The proposed development was met with enthusiasm by the community board. The complex will include 1.5 million square feet of retail, 2 million square feet of office space, a hotel, a conference center, restaurants, a movie theater, and up to 2,000 apartment units, including a percentage reserved for affordable housing. While the development could take up to a decade to finish completely, developers hope to open at least 250,000 square feet of retail, a dining area, the hotel, a nine-story office building, and the conference center by the end of the year.
It has taken almost 10 years to prepare the site, which was once home to paint manufacturer National Lead, which long ago abandoned its offices to blight the waterfront. The lengthy cleanup involved the removal of almost 360,000 cubic yards of soil, contaminated by the lead products of the National Lead company. The city had been undertaking the yet-uncompleted project for years before developers stepped in to help finish the job.
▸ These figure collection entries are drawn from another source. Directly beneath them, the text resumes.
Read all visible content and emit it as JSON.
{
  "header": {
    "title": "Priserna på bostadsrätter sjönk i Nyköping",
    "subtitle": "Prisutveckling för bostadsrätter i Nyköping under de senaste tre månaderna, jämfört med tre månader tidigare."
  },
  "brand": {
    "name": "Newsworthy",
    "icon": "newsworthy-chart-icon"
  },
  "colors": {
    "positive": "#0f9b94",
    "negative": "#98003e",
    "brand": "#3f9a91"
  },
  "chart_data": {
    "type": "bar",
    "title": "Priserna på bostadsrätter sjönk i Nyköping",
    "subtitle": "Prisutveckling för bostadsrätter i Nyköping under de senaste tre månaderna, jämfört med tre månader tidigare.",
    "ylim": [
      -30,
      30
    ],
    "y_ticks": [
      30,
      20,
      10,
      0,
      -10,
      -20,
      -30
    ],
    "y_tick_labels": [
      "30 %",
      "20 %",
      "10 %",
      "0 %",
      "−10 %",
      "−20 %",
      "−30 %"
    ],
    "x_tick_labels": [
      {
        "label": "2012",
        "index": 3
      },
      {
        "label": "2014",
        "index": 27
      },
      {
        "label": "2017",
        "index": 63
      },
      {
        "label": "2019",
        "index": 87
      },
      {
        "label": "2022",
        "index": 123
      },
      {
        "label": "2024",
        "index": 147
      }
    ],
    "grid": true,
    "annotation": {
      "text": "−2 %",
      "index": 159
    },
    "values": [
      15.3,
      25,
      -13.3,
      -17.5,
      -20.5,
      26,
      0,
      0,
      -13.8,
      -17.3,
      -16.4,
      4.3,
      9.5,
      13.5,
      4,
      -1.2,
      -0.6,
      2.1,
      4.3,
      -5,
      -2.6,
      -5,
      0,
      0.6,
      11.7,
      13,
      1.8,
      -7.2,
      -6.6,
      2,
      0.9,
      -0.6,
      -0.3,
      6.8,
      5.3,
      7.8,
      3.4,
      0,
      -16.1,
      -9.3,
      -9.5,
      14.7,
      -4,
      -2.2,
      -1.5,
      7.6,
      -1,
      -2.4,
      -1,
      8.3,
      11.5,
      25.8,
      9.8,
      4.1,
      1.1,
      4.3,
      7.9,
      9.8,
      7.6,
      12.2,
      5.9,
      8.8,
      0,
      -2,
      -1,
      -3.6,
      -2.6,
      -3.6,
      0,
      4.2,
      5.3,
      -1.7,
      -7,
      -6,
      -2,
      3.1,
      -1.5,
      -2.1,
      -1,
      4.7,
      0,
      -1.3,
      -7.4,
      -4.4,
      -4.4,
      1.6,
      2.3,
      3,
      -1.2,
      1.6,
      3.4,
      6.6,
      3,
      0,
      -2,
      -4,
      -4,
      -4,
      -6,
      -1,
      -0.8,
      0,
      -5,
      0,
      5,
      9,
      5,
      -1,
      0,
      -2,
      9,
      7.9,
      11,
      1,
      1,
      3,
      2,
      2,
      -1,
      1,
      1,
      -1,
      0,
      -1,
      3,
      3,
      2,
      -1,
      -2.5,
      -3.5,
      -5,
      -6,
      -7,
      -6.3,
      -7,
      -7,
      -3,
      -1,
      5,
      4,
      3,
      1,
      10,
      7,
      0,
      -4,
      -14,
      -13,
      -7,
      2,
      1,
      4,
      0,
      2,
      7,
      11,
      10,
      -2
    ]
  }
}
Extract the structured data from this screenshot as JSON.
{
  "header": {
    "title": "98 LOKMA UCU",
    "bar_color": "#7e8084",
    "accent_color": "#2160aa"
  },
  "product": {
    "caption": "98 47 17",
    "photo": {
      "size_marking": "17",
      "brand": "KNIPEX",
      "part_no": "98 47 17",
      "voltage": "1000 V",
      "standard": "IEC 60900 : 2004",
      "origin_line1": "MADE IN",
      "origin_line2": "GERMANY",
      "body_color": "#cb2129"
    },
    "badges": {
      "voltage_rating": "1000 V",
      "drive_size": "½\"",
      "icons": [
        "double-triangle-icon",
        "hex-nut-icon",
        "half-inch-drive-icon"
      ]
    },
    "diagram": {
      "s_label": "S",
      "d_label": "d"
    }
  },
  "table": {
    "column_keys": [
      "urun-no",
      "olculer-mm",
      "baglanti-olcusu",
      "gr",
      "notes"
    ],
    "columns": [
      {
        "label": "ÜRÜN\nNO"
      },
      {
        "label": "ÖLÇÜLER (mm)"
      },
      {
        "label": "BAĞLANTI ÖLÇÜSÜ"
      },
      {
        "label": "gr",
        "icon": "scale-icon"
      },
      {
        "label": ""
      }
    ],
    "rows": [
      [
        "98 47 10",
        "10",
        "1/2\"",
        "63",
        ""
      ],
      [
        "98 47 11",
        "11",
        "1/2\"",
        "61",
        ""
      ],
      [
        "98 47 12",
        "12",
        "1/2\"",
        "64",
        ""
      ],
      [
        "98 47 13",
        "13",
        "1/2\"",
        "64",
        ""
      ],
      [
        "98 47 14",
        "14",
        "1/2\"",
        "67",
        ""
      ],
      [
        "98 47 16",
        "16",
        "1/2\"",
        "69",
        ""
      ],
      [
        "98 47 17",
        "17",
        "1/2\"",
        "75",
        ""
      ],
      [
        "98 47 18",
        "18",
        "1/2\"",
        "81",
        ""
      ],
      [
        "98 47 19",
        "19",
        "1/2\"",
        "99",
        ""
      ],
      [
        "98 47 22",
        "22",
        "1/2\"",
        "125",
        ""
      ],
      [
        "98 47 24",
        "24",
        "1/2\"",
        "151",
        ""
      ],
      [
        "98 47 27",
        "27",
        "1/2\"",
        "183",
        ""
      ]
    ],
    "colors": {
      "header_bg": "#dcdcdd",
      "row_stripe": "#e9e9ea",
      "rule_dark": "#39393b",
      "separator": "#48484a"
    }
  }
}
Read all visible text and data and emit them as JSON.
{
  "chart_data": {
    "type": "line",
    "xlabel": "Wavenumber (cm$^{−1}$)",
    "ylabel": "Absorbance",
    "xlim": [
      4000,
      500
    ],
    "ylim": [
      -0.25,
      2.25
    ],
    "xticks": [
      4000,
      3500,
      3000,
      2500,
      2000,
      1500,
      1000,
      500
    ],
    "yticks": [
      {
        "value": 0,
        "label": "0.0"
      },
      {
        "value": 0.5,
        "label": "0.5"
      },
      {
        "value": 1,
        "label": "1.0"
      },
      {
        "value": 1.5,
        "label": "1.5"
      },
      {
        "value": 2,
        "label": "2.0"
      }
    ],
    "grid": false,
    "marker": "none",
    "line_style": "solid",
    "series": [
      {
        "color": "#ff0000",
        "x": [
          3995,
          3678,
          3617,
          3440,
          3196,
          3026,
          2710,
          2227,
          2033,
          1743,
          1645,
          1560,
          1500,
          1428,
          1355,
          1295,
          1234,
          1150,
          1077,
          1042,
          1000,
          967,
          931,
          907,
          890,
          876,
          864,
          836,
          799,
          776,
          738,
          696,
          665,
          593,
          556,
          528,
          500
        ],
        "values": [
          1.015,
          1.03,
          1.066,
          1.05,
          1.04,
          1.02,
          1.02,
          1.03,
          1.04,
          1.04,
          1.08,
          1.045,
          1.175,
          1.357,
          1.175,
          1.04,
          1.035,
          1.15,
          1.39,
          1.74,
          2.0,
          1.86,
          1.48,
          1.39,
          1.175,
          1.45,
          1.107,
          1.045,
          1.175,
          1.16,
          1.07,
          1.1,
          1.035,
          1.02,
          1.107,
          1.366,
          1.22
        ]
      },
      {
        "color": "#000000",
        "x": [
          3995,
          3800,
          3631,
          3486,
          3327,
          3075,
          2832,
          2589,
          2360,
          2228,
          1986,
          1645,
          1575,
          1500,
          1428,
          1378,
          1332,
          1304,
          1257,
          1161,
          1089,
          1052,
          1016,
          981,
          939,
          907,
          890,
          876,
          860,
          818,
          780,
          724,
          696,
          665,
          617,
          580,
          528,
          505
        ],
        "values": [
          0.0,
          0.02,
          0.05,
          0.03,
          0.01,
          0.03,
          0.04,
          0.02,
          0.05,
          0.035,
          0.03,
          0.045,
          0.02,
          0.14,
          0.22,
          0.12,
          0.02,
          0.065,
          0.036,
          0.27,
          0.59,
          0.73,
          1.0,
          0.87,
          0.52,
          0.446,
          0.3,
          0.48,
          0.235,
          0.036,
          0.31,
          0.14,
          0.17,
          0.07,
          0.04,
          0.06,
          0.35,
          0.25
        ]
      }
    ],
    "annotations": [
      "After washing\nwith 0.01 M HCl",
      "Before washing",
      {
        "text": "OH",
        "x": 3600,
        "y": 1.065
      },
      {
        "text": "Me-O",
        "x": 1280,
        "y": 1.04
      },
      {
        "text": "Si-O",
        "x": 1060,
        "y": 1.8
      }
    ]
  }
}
An open lawsuit filed by Raritan Baykeeper and Edison Wetlands against National Lead Industries has for a long time stalled the completion of the project, which includes plans for a Marina. While Sayreville Mayor expressed frustration over the delays, the complainants in the suit fear that the development of a marina could push lead-contaminated sediment into the Raritan River. The consequences would be horrible for the environment, both wildlife and residents of Sayreville. Although the Mayor seems to see their work as an obstruction of a development that would add clout to his legacy, ultimately the complainants goals are the same as the developers: a safe environment for all who are to enjoy this once-desolate site.
In over-developed New York, developers are often the demons of a city already crushed under the weight of the wealthy. But the achievement in Sayreville shows what good developers can do in the right location. The lively new development will hopefully revitalize an area that has long-languished.